The Ministry of Defense (MOD) is considering providing support to protect critical infrastructure operators in Japan from cyberattacks from other countries, the Sankei learned from sources on April 12. The MOD will strengthen the cyber defense of social infrastructure, including infrastructure operators, by conducting joint exercises in concert with other government ministries and agencies. The MOD has already informed the ruling parties about the plan, and the government intends to include it in its revision of the National Security Strategy and other key defense documents, which is to be completed by year-end.

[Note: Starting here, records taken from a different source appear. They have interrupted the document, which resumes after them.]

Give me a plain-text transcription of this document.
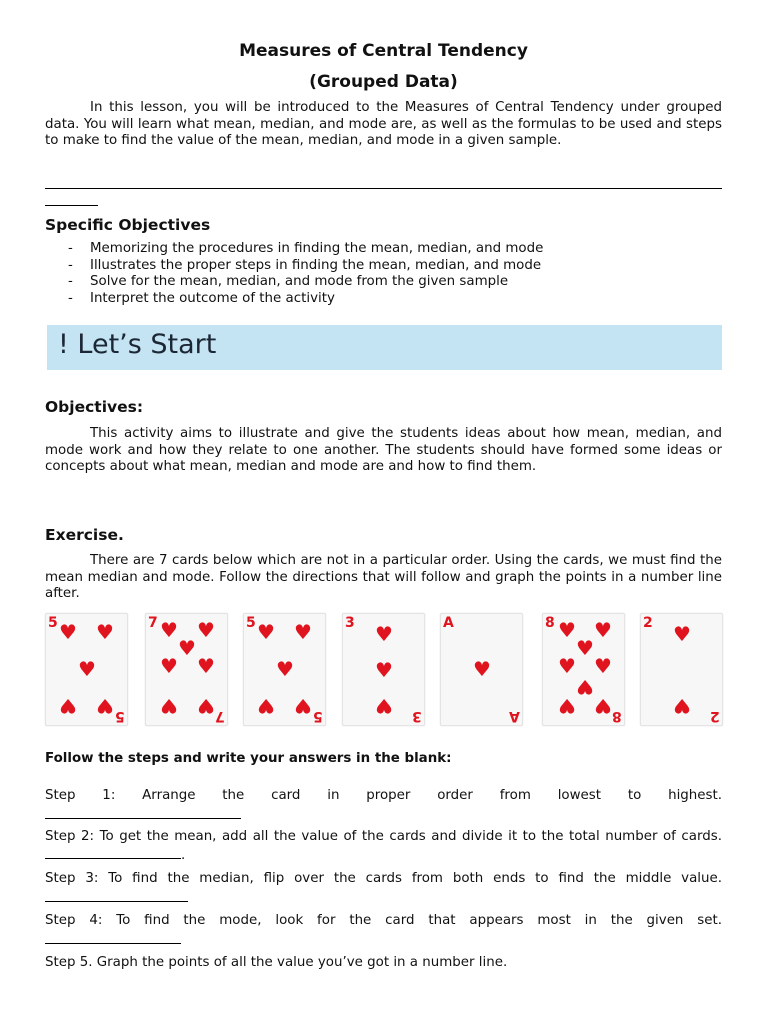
Measures of Central Tendency
(Grouped Data)

In this lesson, you will be introduced to the Measures of Central Tendency under grouped data. You will learn what mean, median, and mode are, as well as the formulas to be used and steps to make to find the value of the mean, median, and mode in a given sample.

Specific Objectives

- Memorizing the procedures in finding the mean, median, and mode
- Illustrates the proper steps in finding the mean, median, and mode
- Solve for the mean, median, and mode from the given sample
- Interpret the outcome of the activity
! Let’s Start

Objectives:

This activity aims to illustrate and give the students ideas about how mean, median, and mode work and how they relate to one another. The students should have formed some ideas or concepts about what mean, median and mode are and how to find them.

Exercise.

There are 7 cards below which are not in a particular order. Using the cards, we must find the mean median and mode. Follow the directions that will follow and graph the points in a number line after.

5
5
♥ ♥
♥
♥ ♥
7
7
♥ ♥
♥
♥ ♥
♥ ♥
5
5
♥ ♥
♥
♥ ♥
3
3
♥
♥
♥
A
A
♥
8
8
♥ ♥
♥
♥ ♥
♥
♥ ♥
2
2
♥
♥
Follow the steps and write your answers in the blank:
Step 1: Arrange the card in proper order from lowest to highest.
Step 2: To get the mean, add all the value of the cards and divide it to the total number of cards. .
Step 3: To find the median, flip over the cards from both ends to find the middle value.
Step 4: To find the mode, look for the card that appears most in the given set.
Step 5. Graph the points of all the value you’ve got in a number line.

The MOD intends to share its expertise with infrastructure operators through joint exercises using scenarios based on actual cyberattacks. To do this. the MOD will join hands with the National center of Incident readiness and Strategy for Cybersecurity (NISC), which oversees government-wide cyber defense, and government ministries and agencies that oversee key infrastructure.
In the government policy, key infrastructure operators will conduct cyber-defense measures at their own responsibility, and the government will take a supporting role. Every year, the NISC conducts large-scale exercises related to critical infrastructure, including info-communications, finance, and electricity. Operators in 14 different fields participated in last year’s exercises, but the training was only a tabletop exercise to confirm procedures at time of cyberattack.
The MOD has set up a cyber-defense unit in the Self-Defense Forces, but the target is basically limited to the Defense Information Infrastructure (DII), a communication network connecting SDF bases and camps. The MOD cannot directly protect private-sector companies, so it aims to hold joint exercises in collaboration with related ministries and agencies and thereby urge critical infrastructure operators to build their cyber-defense capabilities.
The U.S. suffered several cyberattacks targeting critical infrastructure last year. A Florida water system was hacked, and an oil pipeline system on the East Coast was attacked by ransomware and was forced to halt operations for five days.
In Japan, the defense industry was cyberattacked and information on defense equipment was leaked. Toyota Motor suspended operations at all its factories nationwide on March 1 this year due to a shortage of parts from suppliers that were cyberattacked.
The MOD will include the enhancement of the cyber defense of the social infrastructure in the NSS and the other documents under revision and will aim to construct a defense support framework for critical infrastructure and the defense industry.